Software will also continue to help providers leverage new revenue generating opportunities as well. For instance, many HME software systems offer robust retail sales support, with some even supporting specific point of sales systems that are directly tied to their existing inventory systems and patient records.
Now, there has been some consolidation among the systems available to providers over the past year. HME software maker Brightree LLC has acquired MedAct LLC, and Mediware Information Systems Inc. acquired Fastrack Healthcare Systems Inc., as well as Definitive Homecare Solutions Ltd., which brought with it the well-known CPR+ system. But these mergers should not limit providers’ ability to use technology to their advantage. If anything, given that some of these systems leverage their user bases to provide additional tools, such as benchmarking, some consolidation could work to providers’ benefit.
Ultimately, as the HME landscape becomes increasingly complex over 2014, information technology will be there to help providers make sense of and adapt to the changes they face.
One trend universal to healthcare as a whole is a continued emphasis on patient outcomes. As members of the HME industry know, accountable care organizations (ACOs) are quickly gaining steam. ACOs are groups of healthcare providers that provide end-to-end healthcare solutions that focus on the “prime directive” of driving optimal patient outcomes for the lowest price. And while Medicare did not specifically create the phrase ACO, it established guidelines establishing ACOs in the 2010 Patient Protection and Affordable Care Act. The Act lets CMS set up the Medicare Shared Savings program, which lets it extend contracts to ACOs to provide services to Medicare Part A and Part B beneficiaries.
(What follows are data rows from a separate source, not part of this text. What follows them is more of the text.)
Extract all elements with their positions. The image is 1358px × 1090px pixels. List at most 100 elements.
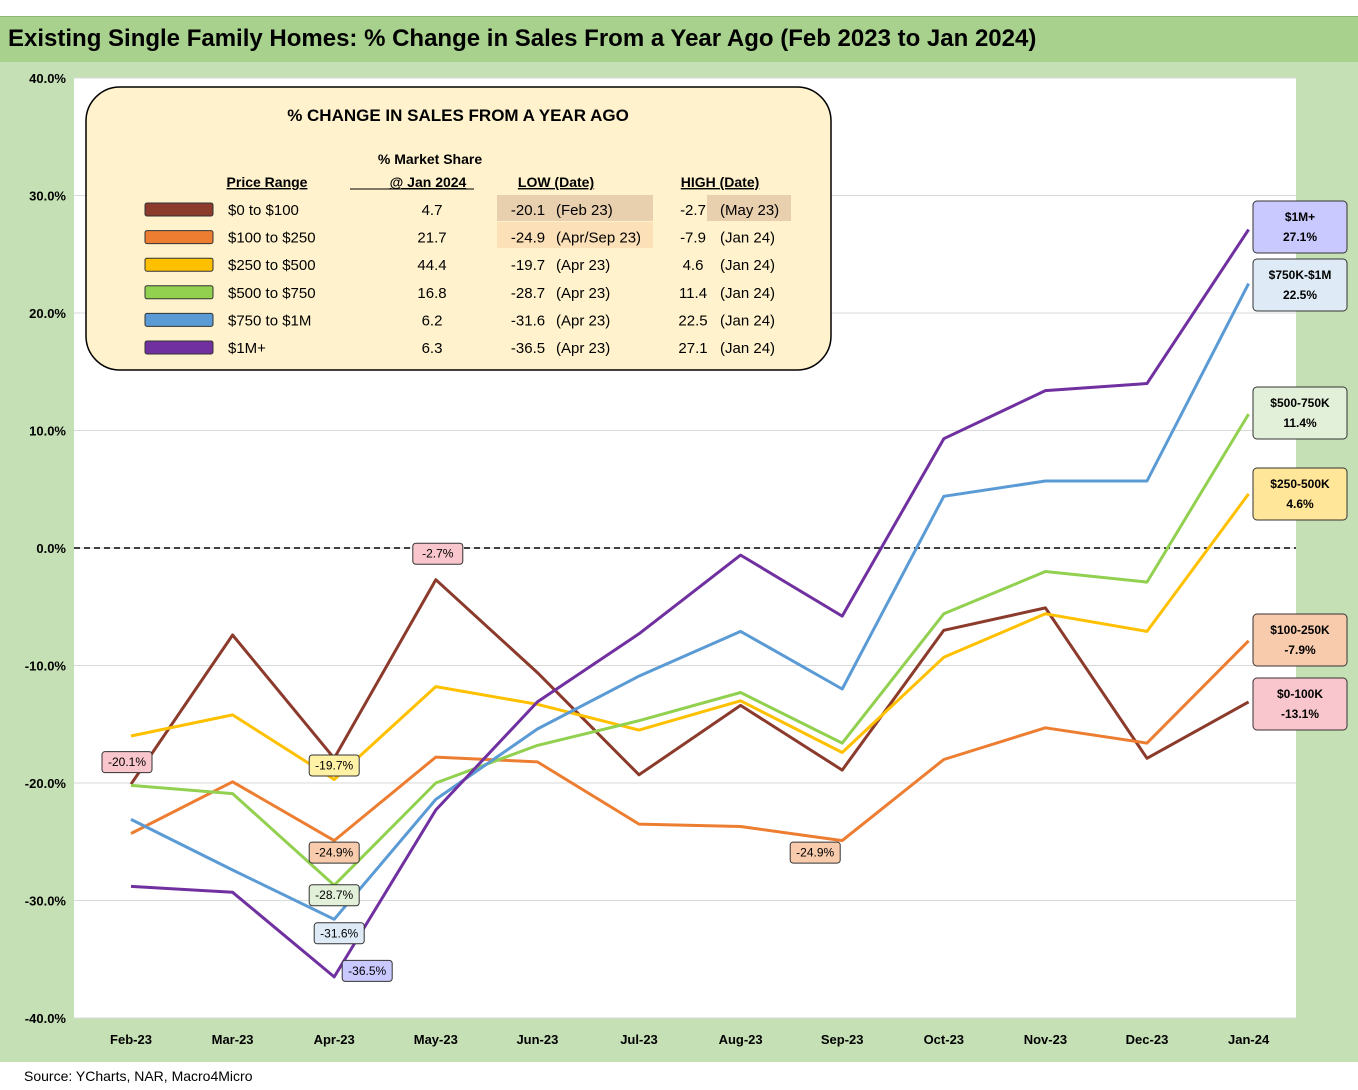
legend-share: 4.7 xyxy=(422,202,443,219)
data-label-text: -2.7% xyxy=(422,547,454,561)
data-label: -24.9% xyxy=(789,841,841,864)
legend-high-date: (May 23) xyxy=(720,202,779,219)
y-tick-label: 40.0% xyxy=(29,71,66,86)
legend-swatch xyxy=(144,257,214,272)
end-label-box xyxy=(1252,200,1348,254)
data-label-text: -31.6% xyxy=(320,926,358,940)
end-label: $500-750K 11.4% xyxy=(1252,386,1348,440)
y-tick-label: -30.0% xyxy=(25,894,67,909)
data-label-text: -28.7% xyxy=(315,888,353,902)
legend-low-date: (Apr 23) xyxy=(556,285,610,302)
data-label-text: -24.9% xyxy=(796,846,834,860)
legend-share: 44.4 xyxy=(417,257,446,274)
data-label-box xyxy=(101,751,153,774)
legend-low-highlight xyxy=(497,222,653,248)
legend-header-range: Price Range xyxy=(227,174,308,190)
x-tick-label: Feb-23 xyxy=(110,1032,152,1047)
legend-low-date: (Apr 23) xyxy=(556,340,610,357)
legend-share: 6.2 xyxy=(422,312,443,329)
end-label-name: $250-500K xyxy=(1270,477,1330,491)
end-label: $250-500K 4.6% xyxy=(1252,467,1348,521)
legend-high-highlight xyxy=(707,195,791,221)
legend-high: 11.4 xyxy=(679,285,707,302)
data-label-box xyxy=(789,841,841,864)
legend-header-share: % Market Share xyxy=(378,151,482,167)
y-tick-label: 0.0% xyxy=(36,541,66,556)
x-tick-label: Oct-23 xyxy=(924,1032,964,1047)
legend-swatch xyxy=(144,202,214,217)
x-tick-label: Apr-23 xyxy=(314,1032,355,1047)
x-tick-label: May-23 xyxy=(414,1032,458,1047)
legend-low: -20.1 xyxy=(511,202,545,219)
legend-share: 21.7 xyxy=(417,230,446,247)
legend-high-date: (Jan 24) xyxy=(720,312,775,329)
y-tick-label: 30.0% xyxy=(29,189,66,204)
legend-swatch xyxy=(144,340,214,355)
data-label-box xyxy=(341,959,393,982)
series-line-100-to-250 xyxy=(130,639,1250,843)
end-label-box xyxy=(1252,613,1348,667)
legend-swatch xyxy=(144,312,214,327)
x-tick-label: Jan-24 xyxy=(1228,1032,1270,1047)
end-label-name: $500-750K xyxy=(1270,396,1330,410)
legend-range: $100 to $250 xyxy=(228,230,316,247)
end-label-value: 11.4% xyxy=(1283,416,1317,430)
data-label: -36.5% xyxy=(341,959,393,982)
end-label: $100-250K -7.9% xyxy=(1252,613,1348,667)
legend-high-date: (Jan 24) xyxy=(720,257,775,274)
legend-range: $250 to $500 xyxy=(228,257,316,274)
end-label-name: $1M+ xyxy=(1285,210,1315,224)
end-label-value: 22.5% xyxy=(1283,288,1317,302)
legend-share: 16.8 xyxy=(417,285,446,302)
legend-row: $100 to $250 21.7 -24.9 (Apr/Sep 23) -7.9 (Ja… xyxy=(144,230,775,247)
legend-row: $500 to $750 16.8 -28.7 (Apr 23) 11.4 (Jan 24… xyxy=(144,285,775,302)
x-tick-label: Jul-23 xyxy=(620,1032,658,1047)
end-label-name: $750K-$1M xyxy=(1269,268,1332,282)
legend-header-share-date: @ Jan 2024 xyxy=(390,174,467,190)
data-label-box xyxy=(308,754,360,777)
legend-high: 4.6 xyxy=(683,257,704,274)
x-tick-label: Nov-23 xyxy=(1024,1032,1067,1047)
point-label-layer: -20.1% -2.7% -19.7% -24.9% -28.7% -31.6% -36.5… xyxy=(101,542,841,982)
legend-high: 22.5 xyxy=(678,312,707,329)
data-label: -19.7% xyxy=(308,754,360,777)
y-tick-label: -20.0% xyxy=(25,776,67,791)
legend-low-date: (Apr/Sep 23) xyxy=(556,230,641,247)
legend-high: -2.7 xyxy=(680,202,706,219)
data-label-box xyxy=(308,841,360,864)
y-tick-label: 20.0% xyxy=(29,306,66,321)
legend-low: -24.9 xyxy=(511,230,545,247)
end-label-value: -7.9% xyxy=(1284,643,1316,657)
legend-row: $0 to $100 4.7 -20.1 (Feb 23) -2.7 (May 23) xyxy=(144,202,779,219)
data-label-text: -20.1% xyxy=(108,755,146,769)
data-label-box xyxy=(313,922,365,945)
end-label: $0-100K -13.1% xyxy=(1252,677,1348,731)
legend-low-date: (Apr 23) xyxy=(556,312,610,329)
legend-high-date: (Jan 24) xyxy=(720,285,775,302)
end-label: $1M+ 27.1% xyxy=(1252,200,1348,254)
end-label-value: 27.1% xyxy=(1283,230,1317,244)
end-label-value: -13.1% xyxy=(1281,707,1319,721)
legend-box xyxy=(85,86,832,371)
chart-title: Existing Single Family Homes: % Change i… xyxy=(8,25,1037,52)
legend-range: $750 to $1M xyxy=(228,312,311,329)
data-label-text: -19.7% xyxy=(315,758,353,772)
legend-table: % CHANGE IN SALES FROM A YEAR AGO Price R… xyxy=(85,86,832,371)
legend-high: -7.9 xyxy=(680,230,706,247)
legend-share: 6.3 xyxy=(422,340,443,357)
legend-low: -36.5 xyxy=(511,340,545,357)
legend-low: -31.6 xyxy=(511,312,545,329)
data-label-box xyxy=(412,542,464,565)
end-label-name: $0-100K xyxy=(1277,687,1323,701)
source-note: Source: YCharts, NAR, Macro4Micro xyxy=(24,1068,253,1084)
legend-low-date: (Apr 23) xyxy=(556,257,610,274)
legend-header-low: LOW (Date) xyxy=(518,174,594,190)
end-label-box xyxy=(1252,386,1348,440)
series-line-500-to-750 xyxy=(130,413,1250,887)
data-label-text: -24.9% xyxy=(315,846,353,860)
legend-title: % CHANGE IN SALES FROM A YEAR AGO xyxy=(287,106,629,125)
x-tick-label: Aug-23 xyxy=(719,1032,763,1047)
series-line-1m xyxy=(130,228,1250,979)
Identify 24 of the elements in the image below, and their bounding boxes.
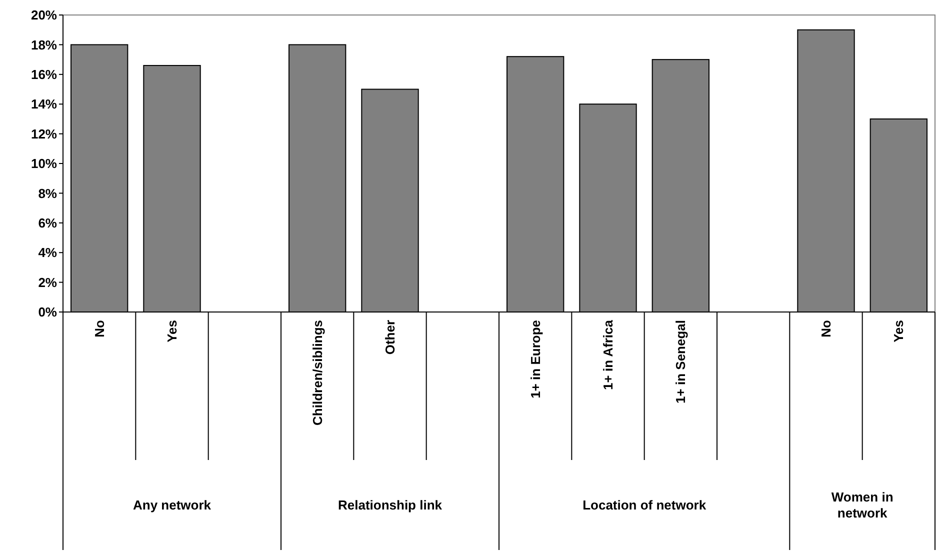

In terms of number, Medicare has reported that there were 32 ACOs in December 2011; 27 ACOs in April 2012; 88 ACOs in July 2012; and 106 in January 2013. All told, there are nearly 350 ACOs across the country.
So what do ACOs have to do with HME? They are pointing to where the marketplace is going: If Medicare continues to set the state for the rest of healthcare, it is likely that healthcare professionals throughout the healthcare continuum will look for partners who can help them ensure the best outcomes for the best price. And this provides HME businesses with a key opportunity: if they can create services that help better manage the care patients receive, then they will position themselves as a key player in the healthcare process.
This is where patient management fits in. Providers of sleep therapy equipment are blazing trails in this regard. Using a variety of communications methods and remote monitoring innovations, they are able to serve as an information conduit to the physicians and other sleep professionals involved in sleep patients’ care. Thanks to technology, the sleep provider can provide up-to-the-minute reports on how a sleep patient is faring through the night and whether or not his or her PAP therapy needs adjustment. Moreover, through a blend of automated and live communications methods, they can consult with patients and even ensure they are ordering re-supply items, such as masks.
As the emphasis for accountable, outcomes-oriented healthcare continues to grow, providers can leverage patient management strategies and technologies to position themselves as lynchpins in ensuring optimal outcomes and cost models for patients and partners, alike.